For Dassault, the Rafale program will now remain active, with a stabilized production line, for decades to come, and the company will have that much more time to find additional customers. Keeping its production line and supply chain humming at an economically-viable rate are sufficiently valuable achievements to push immediate profits into the sidelines.
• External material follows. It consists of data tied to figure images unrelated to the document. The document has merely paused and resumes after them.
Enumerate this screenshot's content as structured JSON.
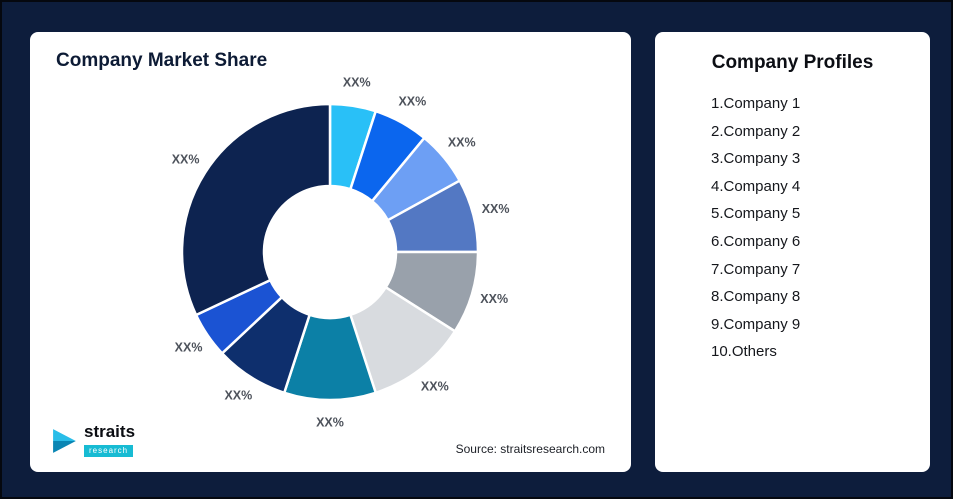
{
  "page": {
    "background": "#0d1d3c"
  },
  "chart_card": {
    "title": "Company Market Share",
    "source": "Source: straitsresearch.com",
    "logo_name": "straits",
    "logo_sub": "research"
  },
  "chart_data": {
    "type": "pie",
    "variant": "donut",
    "title": "Company Market Share",
    "inner_radius_ratio": 0.45,
    "legend_position": "none",
    "value_label_text": "XX%",
    "segments": [
      {
        "name": "segment-1",
        "label": "XX%",
        "value": 5,
        "color": "#29c0f7"
      },
      {
        "name": "segment-2",
        "label": "XX%",
        "value": 6,
        "color": "#0b66ee"
      },
      {
        "name": "segment-3",
        "label": "XX%",
        "value": 6,
        "color": "#6d9ff4"
      },
      {
        "name": "segment-4",
        "label": "XX%",
        "value": 8,
        "color": "#5378c3"
      },
      {
        "name": "segment-5",
        "label": "XX%",
        "value": 9,
        "color": "#99a1ab"
      },
      {
        "name": "segment-6",
        "label": "XX%",
        "value": 11,
        "color": "#d8dbdf"
      },
      {
        "name": "segment-7",
        "label": "XX%",
        "value": 10,
        "color": "#0c80a6"
      },
      {
        "name": "segment-8",
        "label": "XX%",
        "value": 8,
        "color": "#0e2f6d"
      },
      {
        "name": "segment-9",
        "label": "XX%",
        "value": 5,
        "color": "#1b53d3"
      },
      {
        "name": "segment-10",
        "label": "XX%",
        "value": 32,
        "color": "#0d2350"
      }
    ]
  },
  "profiles_card": {
    "title": "Company Profiles",
    "items": [
      "1.Company 1",
      "2.Company 2",
      "3.Company 3",
      "4.Company 4",
      "5.Company 5",
      "6.Company 6",
      "7.Company 7",
      "8.Company 8",
      "9.Company 9",
      "10.Others"
    ]
  }
}
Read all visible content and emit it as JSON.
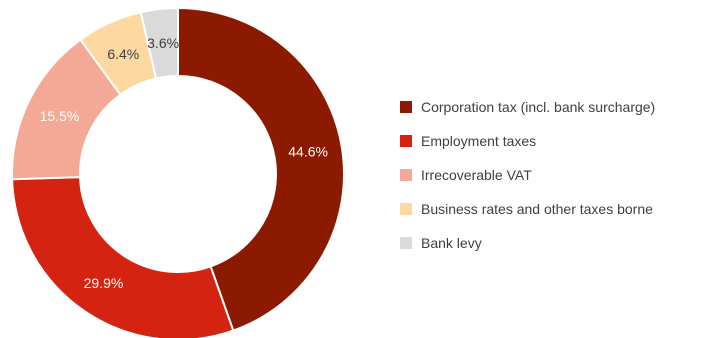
{
  "chart_data": {
    "type": "pie",
    "donut": true,
    "legend_position": "right",
    "slices": [
      {
        "label": "Corporation tax (incl. bank surcharge)",
        "value": 44.6,
        "display": "44.6%",
        "color": "#8b1a00"
      },
      {
        "label": "Employment taxes",
        "value": 29.9,
        "display": "29.9%",
        "color": "#d42411"
      },
      {
        "label": "Irrecoverable VAT",
        "value": 15.5,
        "display": "15.5%",
        "color": "#f3a996"
      },
      {
        "label": "Business rates and other taxes borne",
        "value": 6.4,
        "display": "6.4%",
        "color": "#fdd9a1"
      },
      {
        "label": "Bank levy",
        "value": 3.6,
        "display": "3.6%",
        "color": "#dadada"
      }
    ]
  }
}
Supporting 126 – and possibly 206, if India buys an optional second batch – combat aircraft, and providing spares, fixes and upgrades over the next 40 years, will generate gigantic profits, and this more than justified lowering Dassault’s notoriously high profit margins.
In fact, as one industry official noted, "this is France's answer to 'Al Yamamah', but with twice as many aircraft," drawing a parallel with the UK's sale of Tornado fighters and related services to Saudi Arabia, which was instrumental in keeping BAE Systems prosperous throughout the 1980s and 1990s.
And, as French Defense Minister Gérard Longuet told reporters during an impromptu press conference in Parliament, France may soon find “that good news travels in formation,” implying that further, long-deferred contracts might soon be announced.
I also remember that ToIlet had reported that the price difference between Rafale and ef2k was huge amount of 10,000/- crore Rs.